I'm talking about Android notifications here, not iPhone notifications or anything else. I think notifications is one of the things Android has done much better than any other mobile OS and I suspect the way they do it will be eventually copied by the other mobile OS vendors.
Instead of doing a pop-up alert which interrupts you (iPhone), the android notifications all go into a single inbox that can be quickly viewed by pulling down from the status bar at the top of the main screen. You can get a vibrate or audio alert when a new notification comes in. That is configured by the user. I choose to have some notifications give me vibrating alerts (like communications services such as sms or kik) and leave most others silent.
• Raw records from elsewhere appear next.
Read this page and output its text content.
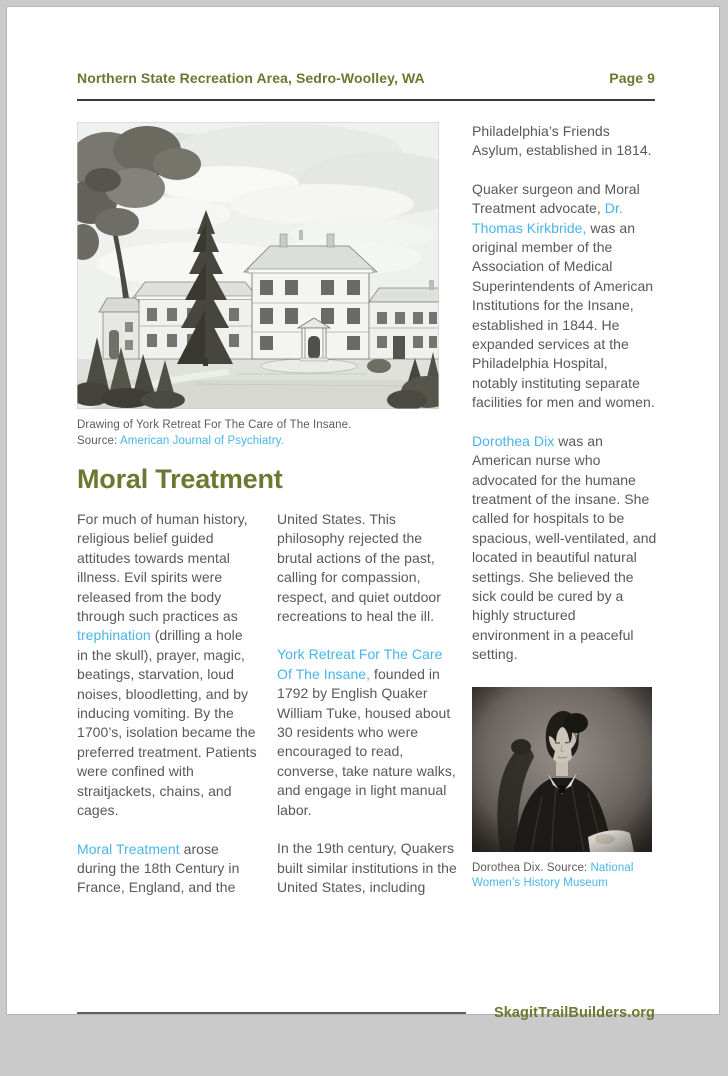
Northern State Recreation Area, Sedro-Woolley, WA	Page 9

Drawing of York Retreat For The Care of The Insane.

Source: American Journal of Psychiatry.

Moral Treatment

For much of human history, religious belief guided attitudes towards mental illness. Evil spirits were released from the body through such practices as trephination (drilling a hole in the skull), prayer, magic, beatings, starvation, loud noises, bloodletting, and by inducing vomiting. By the 1700’s, isolation became the preferred treatment. Patients were confined with straitjackets, chains, and cages.

Moral Treatment arose during the 18th Century in France, England, and the

United States. This philosophy rejected the brutal actions of the past, calling for compassion, respect, and quiet outdoor recreations to heal the ill.

York Retreat For The Care Of The Insane, founded in 1792 by English Quaker William Tuke, housed about 30 residents who were encouraged to read, converse, take nature walks, and engage in light manual labor.

In the 19th century, Quakers built similar institutions in the United States, including

Philadelphia’s Friends Asylum, established in 1814.

Quaker surgeon and Moral Treatment advocate, Dr. Thomas Kirkbride, was an original member of the Association of Medical Superintendents of American Institutions for the Insane, established in 1844. He expanded services at the Philadelphia Hospital, notably instituting separate facilities for men and women.

Dorothea Dix was an American nurse who advocated for the humane treatment of the insane. She called for hospitals to be spacious, well-ventilated, and located in beautiful natural settings. She believed the sick could be cured by a highly structured environment in a peaceful setting.

Dorothea Dix. Source: National Women’s History Museum

SkagitTrailBuilders.org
But that is totally up to each and every user.
The reason I think mobile notifications, done right, are a game changer is that notifications become the primary way I use the phone and the apps. I rarely open twitter directly. I see that I have "10 new @mentions" and I click on the notification and go to twitter @mention tab. I see that I have "20 new checkins" and I click on the notification and go to the foursquare friends tab. I see that I have "4 new kik messages" and I click on the notification and go to my kik app.
I think this is a game changer for a few reasons. First, it allows me to use a lot more engagement apps on my phone. I don't need them all on the main page. As long as I am getting notifications when there are new engagements, I don't really care where they are on the phone.
Second, I can have as many communications apps as I want. I've currently got SMS, kik, skype, beluga, and groupme on my phone. I could have plenty more. I don't need to be loyal to any one communication system, I just need to be loyal to my notification inbox. And finally, the notification screen is the new home screen. When I pull out my phone, it is the first thing I do. I think Android ought to reconsider what the home screen looks like. Why not have it feel like a Twitter timeline, alive and happening, versus a dead desktop style collection of apps?
I haven't done a deep dive on how this all works but I intend to. Can HTML apps use the notification channel? Can developers get access to this notification channel and start to build filters and other obvious applications that we will all want and need when this becomes our primary way we use the mobile device? These are the kinds of questions I want to understand because I think notifications will become the primary way that we consume on the mobile device and may be the reason we move away from downloadable software and back to web based software on our mobile devices.
And that is why I think mobile notifications are one of the biggest game changers to come along in our world recently.